The annual outing will return to Rentschler Forest MetroPark’s Camp Timberhill on Wednesday. Participants can begin anytime from 11 a.m. to 1 p.m.
“While we host orienteering events year-round, we liked the idea of New Year’s for a couple reasons. For experienced orienteers, we do a New Year’s Eve night course — a non-traditional get together for those who have little interest in loud, drunken parties, but want a little quiet time in nature, shared with some like-minded friends when they finish. For those who want to start off the year with their favorite activity running it walking through the woods while solving a mentally-challenging puzzle,” said Mike Minium, event director, Orienteering Cincinnati.
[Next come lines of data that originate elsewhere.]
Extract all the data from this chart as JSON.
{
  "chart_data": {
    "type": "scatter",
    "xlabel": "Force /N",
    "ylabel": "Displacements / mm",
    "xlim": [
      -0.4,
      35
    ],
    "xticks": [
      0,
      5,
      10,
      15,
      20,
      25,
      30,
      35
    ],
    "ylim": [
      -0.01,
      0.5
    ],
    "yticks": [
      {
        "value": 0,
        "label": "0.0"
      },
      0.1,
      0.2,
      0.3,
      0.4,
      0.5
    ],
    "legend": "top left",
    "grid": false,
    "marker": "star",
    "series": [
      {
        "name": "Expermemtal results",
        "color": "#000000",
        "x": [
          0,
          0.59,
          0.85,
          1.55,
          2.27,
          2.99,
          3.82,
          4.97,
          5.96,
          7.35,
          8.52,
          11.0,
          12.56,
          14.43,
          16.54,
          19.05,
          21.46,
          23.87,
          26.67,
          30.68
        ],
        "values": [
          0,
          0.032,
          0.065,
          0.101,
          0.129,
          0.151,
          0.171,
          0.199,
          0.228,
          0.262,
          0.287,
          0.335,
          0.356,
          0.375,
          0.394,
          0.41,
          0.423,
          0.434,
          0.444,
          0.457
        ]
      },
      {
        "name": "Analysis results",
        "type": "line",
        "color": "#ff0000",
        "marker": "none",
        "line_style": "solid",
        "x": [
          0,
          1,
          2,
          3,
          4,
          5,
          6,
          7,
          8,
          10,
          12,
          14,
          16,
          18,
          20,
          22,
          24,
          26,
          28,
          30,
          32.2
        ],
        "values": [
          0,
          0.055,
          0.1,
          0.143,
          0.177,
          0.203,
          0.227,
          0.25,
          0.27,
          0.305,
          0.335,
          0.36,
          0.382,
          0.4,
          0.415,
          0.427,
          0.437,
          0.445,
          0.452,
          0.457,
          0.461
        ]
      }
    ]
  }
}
Orienteering is an internationally recognized sport that requires navigational skills using a map and a compass to move through series of check points in a diverse environment, usually in unfamiliar terrain. The sport can be enjoyed as a walk in the woods or as a more competitive activity.
“Orienteering is an absolutely wonderful way to get outdoors and get some exercise while enjoying the natural wonders. Winter orienteering can at times be cold or slippery, but it is a beautiful time to be in the woods and appreciate the natural environment. We offer six courses of different lengths and difficulty, so there is something for everyone, from families with young children to competitive elite runners, to senior citizens looking for a way to stay active and healthy,” Minium said.
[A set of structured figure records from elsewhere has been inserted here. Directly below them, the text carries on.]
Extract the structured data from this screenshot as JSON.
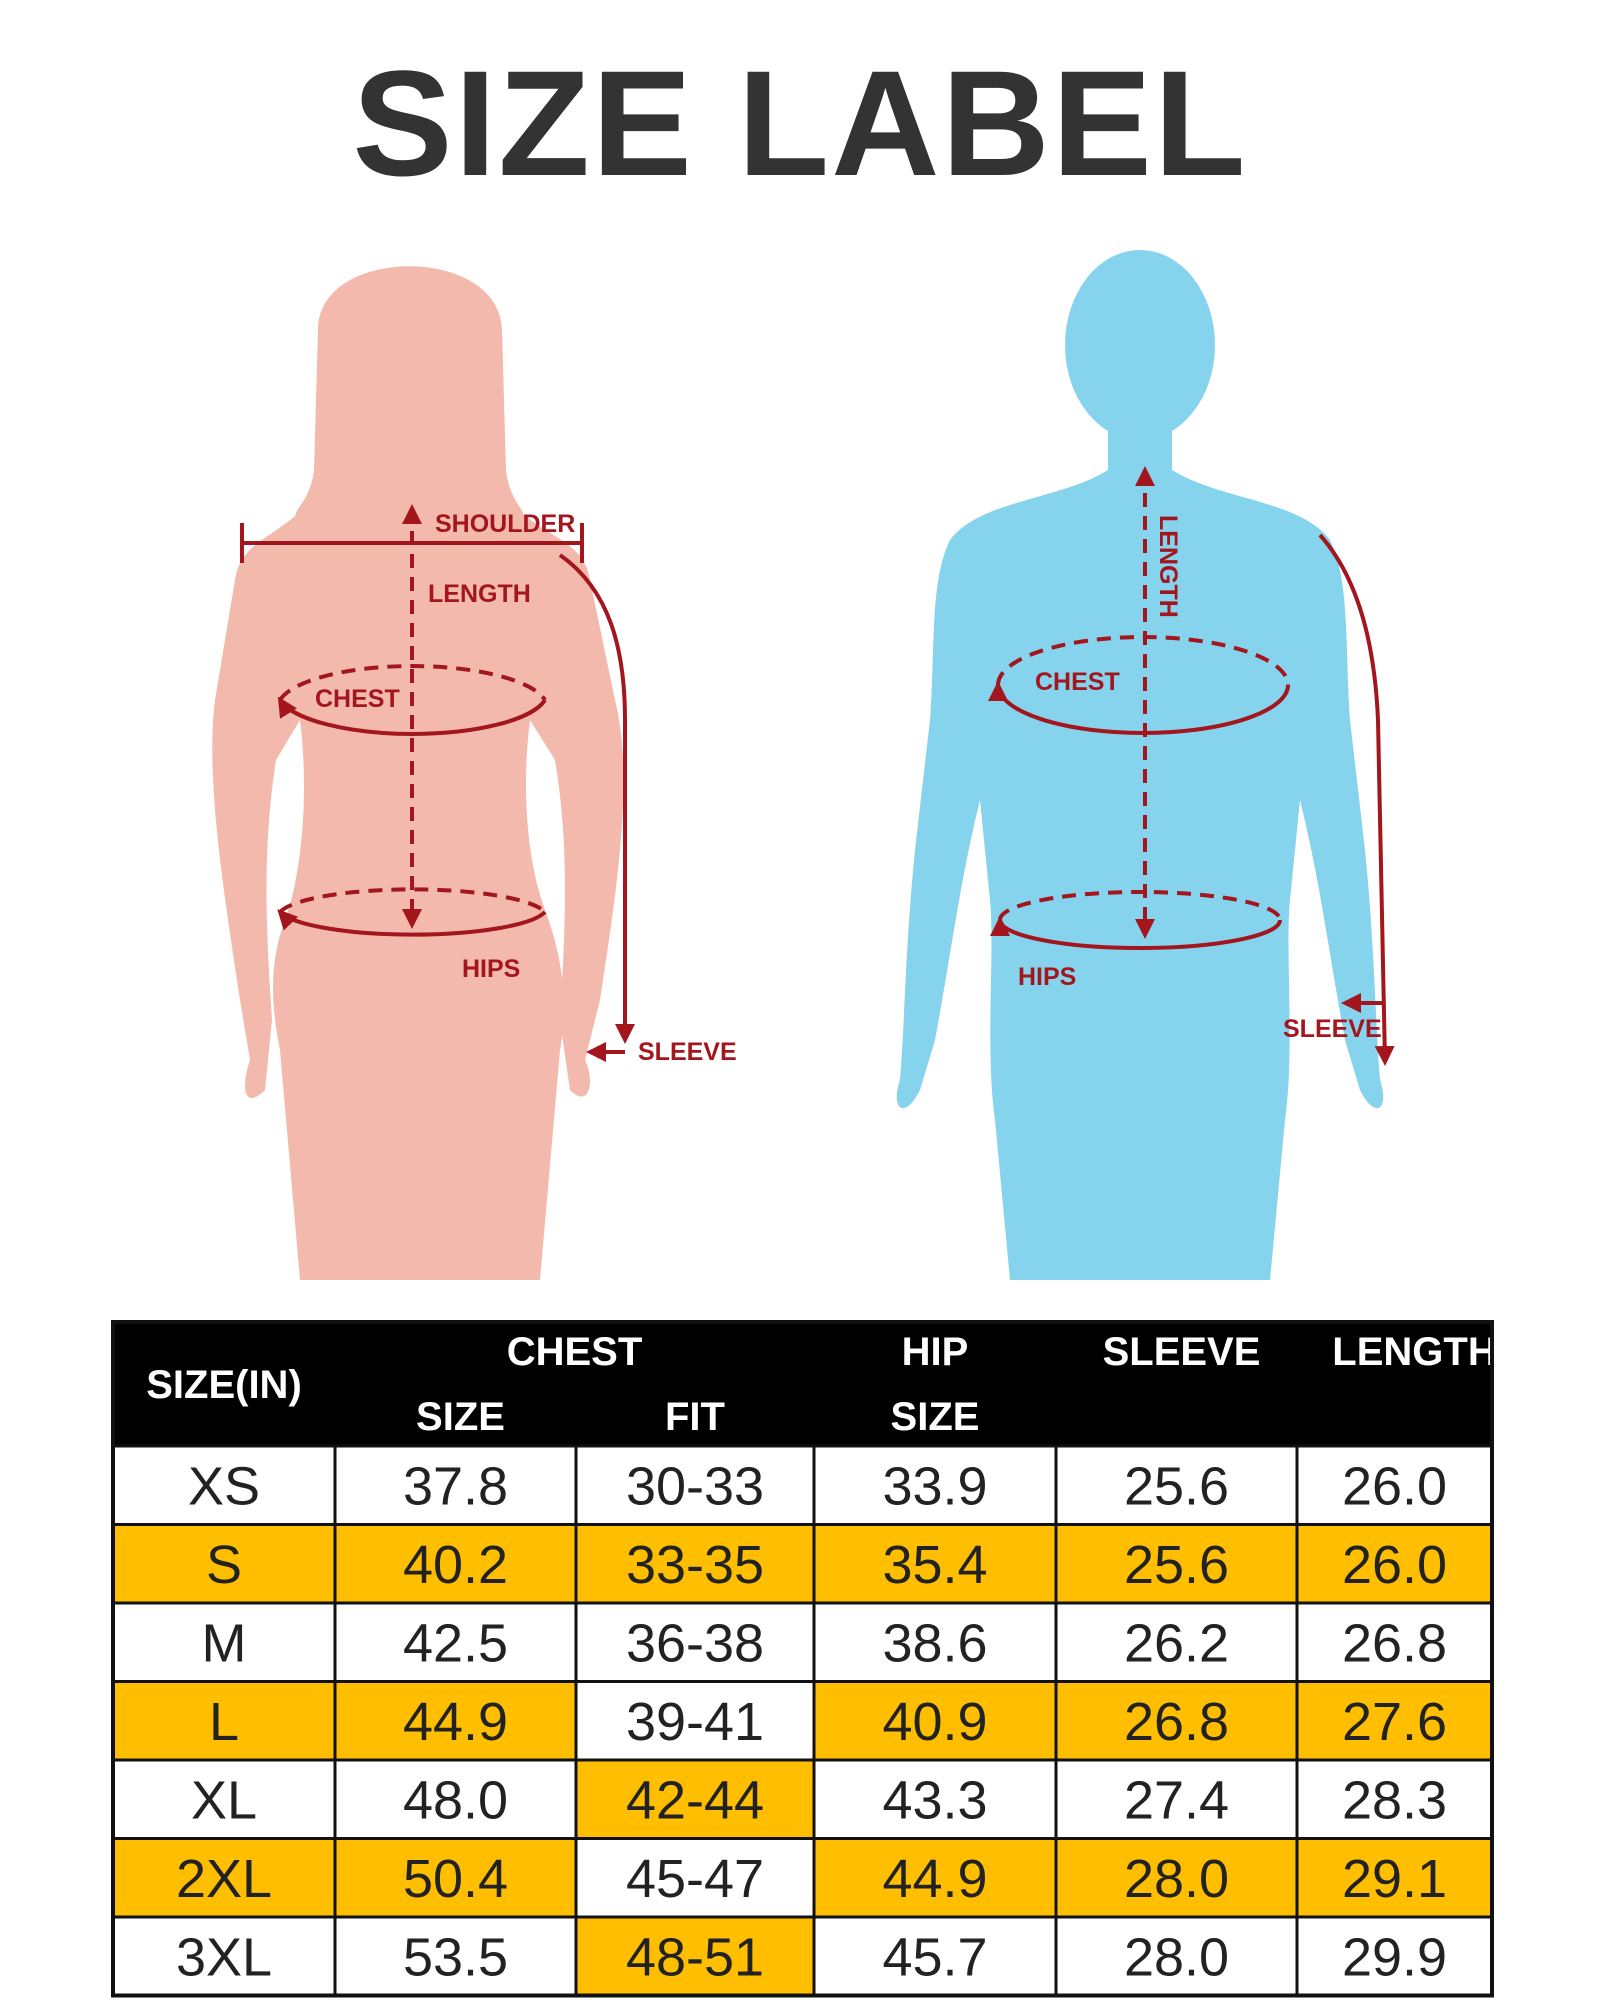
{
  "title": "SIZE LABEL",
  "figures": {
    "woman": {
      "shoulder": "SHOULDER",
      "length": "LENGTH",
      "chest": "CHEST",
      "hips": "HIPS",
      "sleeve": "SLEEVE"
    },
    "man": {
      "length": "LENGTH",
      "chest": "CHEST",
      "hips": "HIPS",
      "sleeve": "SLEEVE"
    }
  },
  "table": {
    "header": {
      "size": "SIZE(IN)",
      "chest": "CHEST",
      "chest_size": "SIZE",
      "chest_fit": "FIT",
      "hip": "HIP",
      "hip_size": "SIZE",
      "sleeve": "SLEEVE",
      "length": "LENGTH"
    },
    "rows": [
      [
        "XS",
        "37.8",
        "30-33",
        "33.9",
        "25.6",
        "26.0"
      ],
      [
        "S",
        "40.2",
        "33-35",
        "35.4",
        "25.6",
        "26.0"
      ],
      [
        "M",
        "42.5",
        "36-38",
        "38.6",
        "26.2",
        "26.8"
      ],
      [
        "L",
        "44.9",
        "39-41",
        "40.9",
        "26.8",
        "27.6"
      ],
      [
        "XL",
        "48.0",
        "42-44",
        "43.3",
        "27.4",
        "28.3"
      ],
      [
        "2XL",
        "50.4",
        "45-47",
        "44.9",
        "28.0",
        "29.1"
      ],
      [
        "3XL",
        "53.5",
        "48-51",
        "45.7",
        "28.0",
        "29.9"
      ]
    ]
  }
}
He said the course is a little bit like a treasure hunt. You have a detailed map, and at each of the points you try to find, there’s an orange and white flag there, along with an electronic timer that records you’ve found the location and the time you arrived there.
“The format of the event is the same every year, but the courses are always different. We put the control markers in different places, so that it is always a new and different challenge.,” Minium said.
Beginners will receive instructions and pointers from the event leaders. Those that have never participated before can expect to cover the distance of about a mile, all on the park’s main trails. For more advanced courses, the navigation moves off trail, and the distance becomes longer. All participants are encouraged to dress appropriately for the weather conditions.
“We had about 90 individual participants last year. People come for many different reasons. Some just like to get outside and get a little exercise, while enjoying the natural environment that MetroParks strives to preserve. Others enjoy the challenge of competing and trying up complete a course in the shortest possible time,” Minium said
For those more experienced, there will be a New Year’s Eve night course on Tuesday, Dec. 31 at Camp Timberhill, starting at 6 p.m. Pre-registration by email is encouraged.